THE INVISIBLE IS MADE VISIBLE

Whether through satellite images or a grid model, according to Aureli, it is important, to save our basements, to help the population visualize their state. Unlike rivers, where what happens upstream is felt downstream, underground flow is not immediately noticeable, and therefore can be diverted and altered in more subtle and unexpected ways. Since no one can see them, some may also want to adapt the groundwater for the purpose of using it as a personal reserve, and keep it secret.

Because of this mysterious and invisible character, we put the largest reserves of fresh water on the planet for a very long time, explains Aureli. This year’s drought-related water crisis has revealed the urgent need to protect this water to avoid shortages, which have dried up grain crops in Italy and caused the shutdown of nuclear reactors in France, and vital shipping route to Germany.

UN member states regularly meet in the context of major crises: climate change, as happened recently at COP27 in Egypt, or the loss of biodiversity, a main topic of COP15 organized this month in Montreal. However, for nearly half a century, UN members have never been able to come together to discuss water management. When he was 18, Aureli, then a student, accompanied his father, who was also a hydrologist, to the first UN water conference held in Mar del Plata in 1977. At that time, almost no one talked about the water under of land, he explained.

(Read: COP27: “The key is sharing the effort. We must move to an economy that abandons the need for growth and goes for moderation.”)

Everything will change next spring. The UN plans to hold a second major intergovernmental conference on water in New York.. To prepare for this, it organized the UN-Water Summit on Groundwater on December 7 and 8, 2022 at the UNESCO Headquarters in Paris: the aim is to discuss how countries can better share transboundary aquifers. Familglietti presented some of his team’s satellite findings (currently assigned to his colleague Hrishikesh Chandanpurkar and others, for spring publication). He has worked to demonstrate the importance of water in the hope that it will become a favorite topic of COPs and other climate negotiations.

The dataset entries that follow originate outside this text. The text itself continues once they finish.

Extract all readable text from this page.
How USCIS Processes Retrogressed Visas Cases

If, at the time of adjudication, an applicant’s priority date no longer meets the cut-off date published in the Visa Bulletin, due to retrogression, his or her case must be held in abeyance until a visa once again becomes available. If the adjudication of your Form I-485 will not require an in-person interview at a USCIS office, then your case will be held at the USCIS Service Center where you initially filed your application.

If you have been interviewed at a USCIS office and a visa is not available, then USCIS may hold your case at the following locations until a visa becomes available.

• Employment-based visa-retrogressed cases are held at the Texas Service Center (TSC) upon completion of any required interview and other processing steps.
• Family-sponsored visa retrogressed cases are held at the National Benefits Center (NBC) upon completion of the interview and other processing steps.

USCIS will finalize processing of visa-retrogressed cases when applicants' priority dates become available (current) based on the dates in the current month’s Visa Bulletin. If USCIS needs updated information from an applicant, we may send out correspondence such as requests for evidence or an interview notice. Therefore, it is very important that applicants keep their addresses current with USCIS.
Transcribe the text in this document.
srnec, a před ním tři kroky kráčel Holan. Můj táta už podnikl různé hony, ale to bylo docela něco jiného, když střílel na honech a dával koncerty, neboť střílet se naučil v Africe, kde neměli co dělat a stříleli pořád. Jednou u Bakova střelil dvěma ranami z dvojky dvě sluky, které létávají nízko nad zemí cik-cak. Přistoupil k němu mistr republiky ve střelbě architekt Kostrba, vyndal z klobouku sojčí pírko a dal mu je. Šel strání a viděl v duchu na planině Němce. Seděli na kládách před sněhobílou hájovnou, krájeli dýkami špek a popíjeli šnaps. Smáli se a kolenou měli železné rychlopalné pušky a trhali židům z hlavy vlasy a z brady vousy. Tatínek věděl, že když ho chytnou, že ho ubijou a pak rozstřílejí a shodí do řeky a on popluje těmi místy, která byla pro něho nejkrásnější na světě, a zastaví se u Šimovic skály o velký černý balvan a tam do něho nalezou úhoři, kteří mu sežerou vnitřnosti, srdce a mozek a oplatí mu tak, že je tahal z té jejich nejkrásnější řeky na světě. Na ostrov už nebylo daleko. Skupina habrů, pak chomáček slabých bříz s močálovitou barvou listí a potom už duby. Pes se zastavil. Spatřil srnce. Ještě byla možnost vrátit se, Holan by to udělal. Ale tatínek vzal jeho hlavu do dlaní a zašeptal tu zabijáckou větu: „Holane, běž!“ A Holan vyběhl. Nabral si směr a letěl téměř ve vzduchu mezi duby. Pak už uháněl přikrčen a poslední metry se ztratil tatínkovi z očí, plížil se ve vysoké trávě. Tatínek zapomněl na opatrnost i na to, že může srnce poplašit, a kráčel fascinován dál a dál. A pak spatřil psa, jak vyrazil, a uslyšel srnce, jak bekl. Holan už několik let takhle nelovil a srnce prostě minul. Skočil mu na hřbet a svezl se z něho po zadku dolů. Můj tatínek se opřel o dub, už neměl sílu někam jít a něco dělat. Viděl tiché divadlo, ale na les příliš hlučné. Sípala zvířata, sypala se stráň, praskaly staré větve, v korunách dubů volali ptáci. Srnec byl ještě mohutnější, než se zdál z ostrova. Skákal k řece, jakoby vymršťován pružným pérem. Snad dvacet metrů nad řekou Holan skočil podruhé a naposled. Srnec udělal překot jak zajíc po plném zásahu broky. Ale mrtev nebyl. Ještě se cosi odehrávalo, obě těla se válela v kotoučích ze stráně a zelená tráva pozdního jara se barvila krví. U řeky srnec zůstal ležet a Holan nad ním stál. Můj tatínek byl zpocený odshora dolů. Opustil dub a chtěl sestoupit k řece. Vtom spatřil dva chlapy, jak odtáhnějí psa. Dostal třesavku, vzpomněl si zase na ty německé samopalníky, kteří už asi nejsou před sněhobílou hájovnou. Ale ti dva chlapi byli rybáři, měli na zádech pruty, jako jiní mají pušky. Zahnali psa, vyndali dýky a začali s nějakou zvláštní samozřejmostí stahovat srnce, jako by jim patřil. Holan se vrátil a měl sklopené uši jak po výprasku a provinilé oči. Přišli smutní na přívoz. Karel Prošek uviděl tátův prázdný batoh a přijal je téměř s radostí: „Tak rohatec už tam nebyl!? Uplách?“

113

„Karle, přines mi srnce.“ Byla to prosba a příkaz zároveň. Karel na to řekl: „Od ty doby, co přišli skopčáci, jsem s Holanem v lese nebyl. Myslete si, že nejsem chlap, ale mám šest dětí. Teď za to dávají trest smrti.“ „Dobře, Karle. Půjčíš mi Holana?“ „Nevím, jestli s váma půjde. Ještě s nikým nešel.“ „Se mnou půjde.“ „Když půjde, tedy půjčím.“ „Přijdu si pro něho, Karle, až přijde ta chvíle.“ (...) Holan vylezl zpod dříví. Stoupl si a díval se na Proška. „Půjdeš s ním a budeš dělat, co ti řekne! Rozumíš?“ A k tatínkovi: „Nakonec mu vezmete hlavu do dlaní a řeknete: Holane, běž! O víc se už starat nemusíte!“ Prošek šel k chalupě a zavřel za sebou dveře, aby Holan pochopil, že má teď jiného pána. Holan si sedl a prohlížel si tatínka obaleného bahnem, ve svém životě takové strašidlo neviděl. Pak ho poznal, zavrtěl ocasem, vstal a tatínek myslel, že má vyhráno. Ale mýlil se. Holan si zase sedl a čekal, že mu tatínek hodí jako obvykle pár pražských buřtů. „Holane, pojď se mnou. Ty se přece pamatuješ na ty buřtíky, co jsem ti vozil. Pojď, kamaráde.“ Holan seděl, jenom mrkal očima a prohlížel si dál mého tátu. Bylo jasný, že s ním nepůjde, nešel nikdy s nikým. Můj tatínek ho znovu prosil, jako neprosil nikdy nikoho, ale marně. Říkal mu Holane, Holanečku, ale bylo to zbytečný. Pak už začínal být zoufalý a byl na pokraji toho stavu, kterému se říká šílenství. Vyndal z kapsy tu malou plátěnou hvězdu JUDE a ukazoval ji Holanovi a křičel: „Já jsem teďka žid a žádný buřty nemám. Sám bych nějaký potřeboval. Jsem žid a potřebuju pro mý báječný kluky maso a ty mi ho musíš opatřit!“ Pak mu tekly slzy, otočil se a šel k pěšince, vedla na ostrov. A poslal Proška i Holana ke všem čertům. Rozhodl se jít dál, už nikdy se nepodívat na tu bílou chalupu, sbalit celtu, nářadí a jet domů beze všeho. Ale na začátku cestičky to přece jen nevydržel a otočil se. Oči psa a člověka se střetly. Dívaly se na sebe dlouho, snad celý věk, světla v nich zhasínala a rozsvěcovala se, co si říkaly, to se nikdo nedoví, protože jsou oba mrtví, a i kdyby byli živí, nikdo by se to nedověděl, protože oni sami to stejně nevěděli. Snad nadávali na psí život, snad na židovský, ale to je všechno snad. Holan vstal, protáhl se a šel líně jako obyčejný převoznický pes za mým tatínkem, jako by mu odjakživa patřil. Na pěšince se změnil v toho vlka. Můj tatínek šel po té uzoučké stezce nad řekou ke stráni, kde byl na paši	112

If before, groundwater was shrouded in mystery, “now we have the facts to get at,” explains Aureli.

Developed countries also have solutions at hand, such as ecological restoration, aquifer recharge and water demand management, points out Danish hydrogeologist Karen Villholth, director of Water Cycle Innovation, an established consultancy in South Africa. He gave the example of Denmark, which has halved its water consumption per person, from 200 liters per day in the 1980s to around 100 liters today. The difference is made by increasing the price of water, recycling it and other effective measures.

Groundwater can also be a game-changer for climate justice, says Villholth: it is over-exploited in high-income countries and under-exploited in low-income countries. Rich countries that fight water waste can help low-income countries take advantage of their aquifers to provide basic water supplies for their populations, and develop small businesses.

However, like global warming denial, the myth of groundwater abundance remains entrenched despite mounting evidence. In Europe, just look at Tesla’s first production site on the continent: the Gigafactory Berlin-Brandenburg is located southeast of Berlin, in an area where the groundwater level is decreasing. Last fall, when a reporter asked Tesla CEO Elon Musk about fears the plant was taking water away from local people and ecosystems, he laughed out loud and fired back. that he has “everything wrong”.

“There’s water everywhere here,” he replied. “Do you think it’s like a desert? It’s funny. The rain is strong. »

The factory expansion that was originally planned has been postponed due to this year’s severe drought.